Secure software engineering practices and system evaluation: study security issues in software lifecycle including design, implementation, evaluation, patching, etc.

Secure operating systems & platforms: study foundations of secure OS, attacks & defenses, fault isolation, sandboxing and confinement, Virtual machine monitors, runtime monitoring, NGSCB, TCG, SE Linux, .net

Other topics: web security, Java security, mobile code securtiy, storage systems and database security, DRM

Class Format:

Each class will involve lecturing and some discussions on related topics. 1 to 3 research papers will be assigned as reading requirements for each class. Reading assignments will be posted to the class web site several days before the class. Students must read the assigned papers before each class and write a short summary to be turned in electronically before class. The summaries should be sent to 18732-s04-summaries@lists.andrew.cmu.edu in plain text format (no attachment). Each summary should contain a description of the technical approach in the paper, three technical points that you learned from the paper, and one or two most significant flaws that you discovered in the paper.

Resources:

Information about the class will be available at http://www.ece.cmu.edu/~dawnsong/teaching/s04. Course information, announcements, and reading assignments will be posted to this site. We will also be using the CMU Blackboard site for this course. To access the site, go to http://www.cmu.edu/blackboard and log in. If you are enrolled in the course, it will appear under my courses.

If you have a question about the course, including course logistics or material we have covered, please post it to the Discussion Board. It's on the course blackboard site, under Communications.  You may also send mail to 18732-s04-general@lists.andew.cmu.edu.

Grading:

30%
Final project
Each group needs to implement and demonstrate a tool that can assist in improving software system security.
15%
Survey paper
Each group needs to write a survey paper on a selected topic that is relevant to the class.
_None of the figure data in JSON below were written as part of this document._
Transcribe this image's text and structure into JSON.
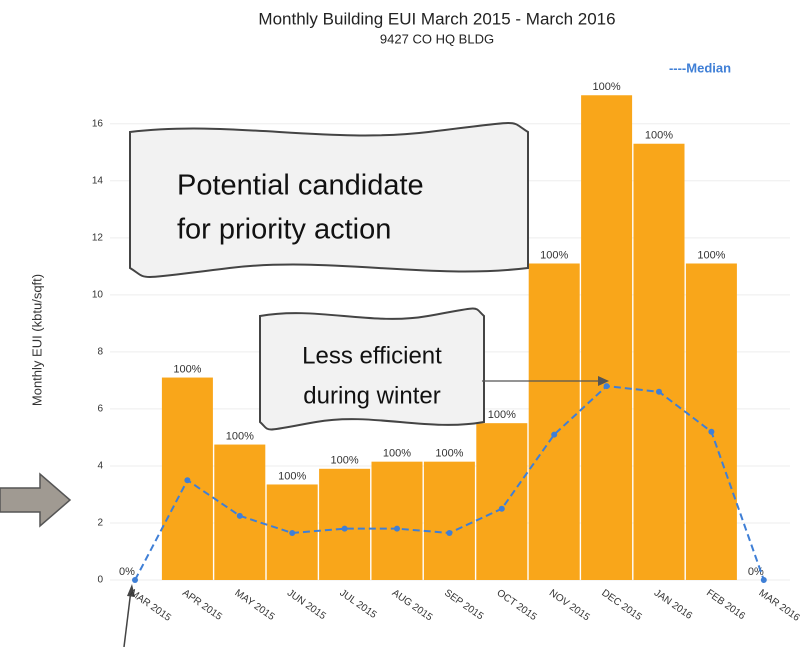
{
  "chart_data": {
    "type": "bar",
    "title": "Monthly Building EUI March 2015 - March 2016",
    "subtitle": "9427 CO HQ BLDG",
    "y_label": "Monthly EUI (kbtu/sqft)",
    "categories": [
      "MAR 2015",
      "APR 2015",
      "MAY 2015",
      "JUN 2015",
      "JUL 2015",
      "AUG 2015",
      "SEP 2015",
      "OCT 2015",
      "NOV 2015",
      "DEC 2015",
      "JAN 2016",
      "FEB 2016",
      "MAR 2016"
    ],
    "series": [
      {
        "name": "EUI",
        "color": "#f9a61a",
        "values": [
          0,
          7.1,
          4.75,
          3.35,
          3.9,
          4.15,
          4.15,
          5.5,
          11.1,
          17.0,
          15.3,
          11.1,
          0
        ]
      },
      {
        "name": "----Median",
        "color": "#3f7fd6",
        "values": [
          0,
          3.5,
          2.25,
          1.65,
          1.8,
          1.8,
          1.65,
          2.5,
          5.1,
          6.8,
          6.6,
          5.2,
          0
        ]
      }
    ],
    "bar_labels": [
      "0%",
      "100%",
      "100%",
      "100%",
      "100%",
      "100%",
      "100%",
      "100%",
      "100%",
      "100%",
      "100%",
      "100%",
      "0%"
    ],
    "ylim": [
      0,
      17.5
    ],
    "yticks": [
      0,
      2,
      4,
      6,
      8,
      10,
      12,
      14,
      16
    ],
    "annotations": [
      {
        "lines": [
          "Potential candidate",
          "for priority action"
        ]
      },
      {
        "lines": [
          "Less efficient",
          "during winter"
        ]
      }
    ]
  }
}
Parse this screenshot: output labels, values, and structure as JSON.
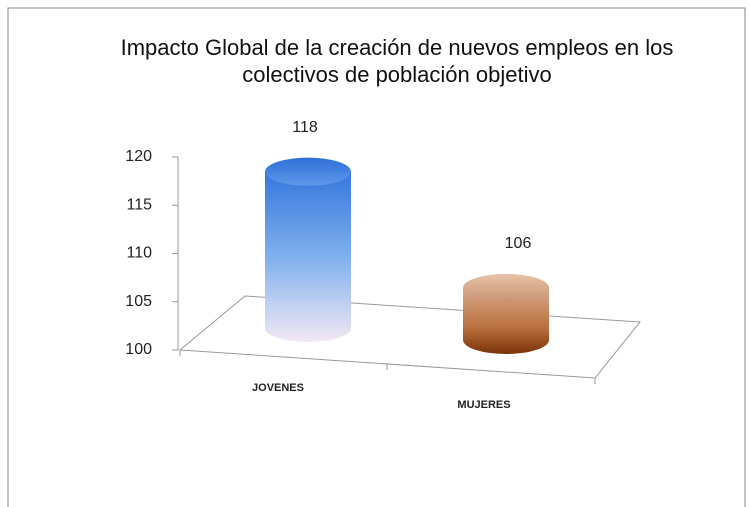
{
  "chart_data": {
    "type": "bar3d",
    "title": "Impacto Global de la creación de nuevos empleos en los colectivos de población objetivo",
    "categories": [
      "JOVENES",
      "MUJERES"
    ],
    "values": [
      118,
      106
    ],
    "colors": [
      "#3a7fe0",
      "#a0522d"
    ],
    "ylim": [
      100,
      120
    ],
    "yticks": [
      100,
      105,
      110,
      115,
      120
    ]
  }
}
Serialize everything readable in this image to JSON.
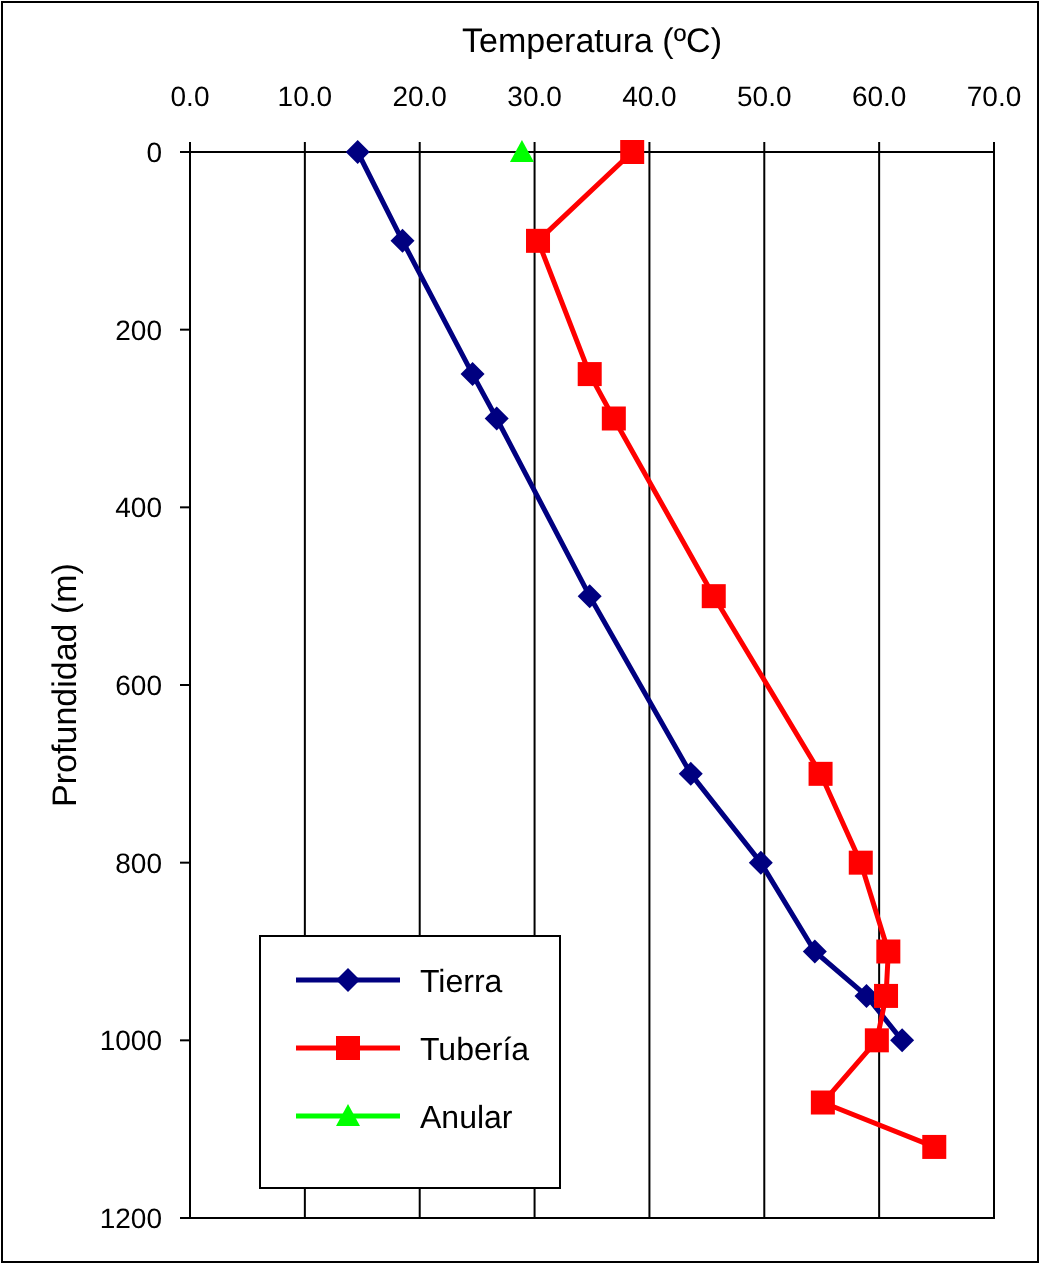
{
  "chart_data": {
    "type": "line",
    "xlabel": "Temperatura (ºC)",
    "ylabel": "Profundidad (m)",
    "xlim": [
      0,
      70
    ],
    "xticks": [
      {
        "value": 0,
        "label": "0.0"
      },
      {
        "value": 10,
        "label": "10.0"
      },
      {
        "value": 20,
        "label": "20.0"
      },
      {
        "value": 30,
        "label": "30.0"
      },
      {
        "value": 40,
        "label": "40.0"
      },
      {
        "value": 50,
        "label": "50.0"
      },
      {
        "value": 60,
        "label": "60.0"
      },
      {
        "value": 70,
        "label": "70.0"
      }
    ],
    "ylim": [
      1200,
      0
    ],
    "yticks": [
      0,
      200,
      400,
      600,
      800,
      1000,
      1200
    ],
    "grid": "x",
    "legend": "bottom left",
    "series": [
      {
        "name": "Tierra",
        "color": "#000080",
        "marker": "diamond",
        "x": [
          14.6,
          18.5,
          24.6,
          26.7,
          34.8,
          43.6,
          49.7,
          54.4,
          58.9,
          62.0
        ],
        "values": [
          0,
          100,
          250,
          300,
          500,
          700,
          800,
          900,
          950,
          1000
        ]
      },
      {
        "name": "Tubería",
        "color": "#ff0000",
        "marker": "square",
        "x": [
          38.5,
          30.3,
          34.8,
          36.9,
          45.6,
          54.9,
          58.4,
          60.8,
          60.6,
          59.8,
          55.1,
          64.8
        ],
        "values": [
          0,
          100,
          250,
          300,
          500,
          700,
          800,
          900,
          950,
          1000,
          1070,
          1120
        ]
      },
      {
        "name": "Anular",
        "color": "#00ff00",
        "marker": "triangle",
        "x": [
          28.9
        ],
        "values": [
          0
        ]
      }
    ]
  }
}
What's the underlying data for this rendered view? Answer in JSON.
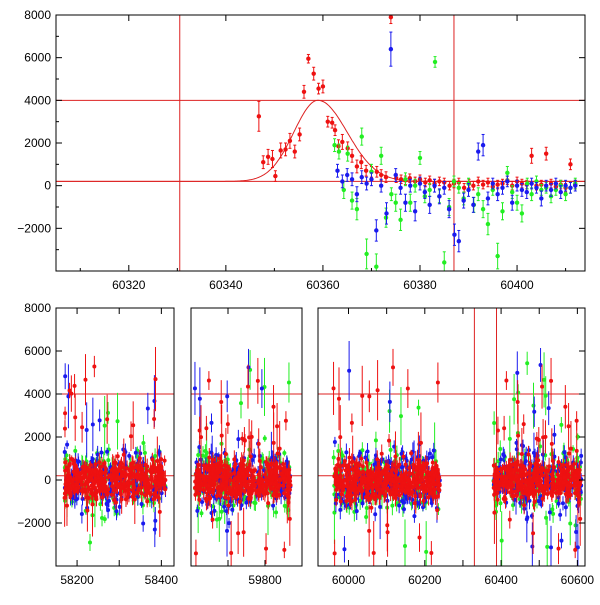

The survey paper needs to describe clearly the selected topic and survey the related work on this topic.
25%
Security audit and tool demo
Each group will need to learn a software analysis tool and use it to audit certain software programs and demo the tool.
15%
Midterm
There will be a midterm exam.
5%
Buffer-overrun experiment
There will be a hands-on experiment on buffer-overrun.
10%
Paper summaries and class participation
This portion is for paper summaries and participation in class discussions. Students must write a short summary for every paper assigned to the class. Summaries will be chosen randomly to be graded.

Format Requirements for Survey Paper and Project Report

The survey paper and project report should to be written in LaTex, so we can easily assemble surveys and reports from different groups into one document. The template for the survey paper and project report is available here. You should write your contents in a separate file and include it in survey.tex and project.tex using the "\input{your-flie-name}" line. If you are not familiar with LaTex, you may also use Lyx at http://www.lyx.org.

Warning

We may discuss vulnerabilities in widely-deployed computer systems in class. This is not intended as an invitation to go exploit those vulnerabilities. CMU's policy (and my policy) on this should be clear: you may not break into machines that are not your own; you may not attempt to attack or subvert system security. Breaking into other people's systems is inappropriate, and the existence of a security hole is no excuse.